4. Die von der Berufungsbeklagten erstinstanzlich vorgebrachten Einwände zur genauen Schadenshöhe, die die Berufungsbeklagte in der Berufungsinstanz ohnehin nicht wiederholt hat, bedürfen keiner näheren Erörterung; denn auch nach den erstinstanzlichen Einwendungen der Berufungsbeklagten übersteigt der der Klägerin nach Abzug der ihr im Vergleich vom 26.11.2002 durch den Unfallgegner zugesagten Teilleistungen verbleibende Restschaden den vom Berufungsgericht ausgeurteilten Betrag von 500,00 Euro bei weitem.

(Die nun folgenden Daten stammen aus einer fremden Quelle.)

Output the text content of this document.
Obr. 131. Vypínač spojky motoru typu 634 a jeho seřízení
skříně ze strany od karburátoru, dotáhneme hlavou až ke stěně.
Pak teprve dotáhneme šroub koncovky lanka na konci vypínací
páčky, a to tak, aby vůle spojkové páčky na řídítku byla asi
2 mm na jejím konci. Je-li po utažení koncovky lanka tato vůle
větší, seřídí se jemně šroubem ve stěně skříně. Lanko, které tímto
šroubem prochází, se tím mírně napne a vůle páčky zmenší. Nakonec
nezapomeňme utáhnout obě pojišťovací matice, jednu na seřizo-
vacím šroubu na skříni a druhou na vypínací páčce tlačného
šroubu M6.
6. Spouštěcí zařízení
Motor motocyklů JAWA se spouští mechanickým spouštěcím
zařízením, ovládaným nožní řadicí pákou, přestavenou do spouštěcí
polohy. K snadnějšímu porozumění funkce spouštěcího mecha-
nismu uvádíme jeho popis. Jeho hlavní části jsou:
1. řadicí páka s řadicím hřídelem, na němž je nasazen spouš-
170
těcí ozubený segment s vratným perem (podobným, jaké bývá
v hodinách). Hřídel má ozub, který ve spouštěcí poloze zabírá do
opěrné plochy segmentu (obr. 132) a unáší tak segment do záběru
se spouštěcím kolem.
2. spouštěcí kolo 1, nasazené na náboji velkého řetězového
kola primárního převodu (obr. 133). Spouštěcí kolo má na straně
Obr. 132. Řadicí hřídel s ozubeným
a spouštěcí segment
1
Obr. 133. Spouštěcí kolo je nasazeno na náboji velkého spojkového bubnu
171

Da es die Klägerin jedoch unter Verletzung ihrer Obliegenheiten sich selbst gegenüber unterlassen hat, für ihr Fahrzeug eine Vollkaskoversicherung abzuschließen, ist sie daran gehindert, den über 500,00 Euro hinausgehenden Schaden gegenüber der Berufungsbeklagten geltend zu machen.

III. Die Kostenentscheidung folgt dem Verhältnis des beiderseitigen Obsiegens und Unterliegens.

Gemäß § 72 Abs. 2 Nr. 1 ArbGG war die Revision zuzulassen.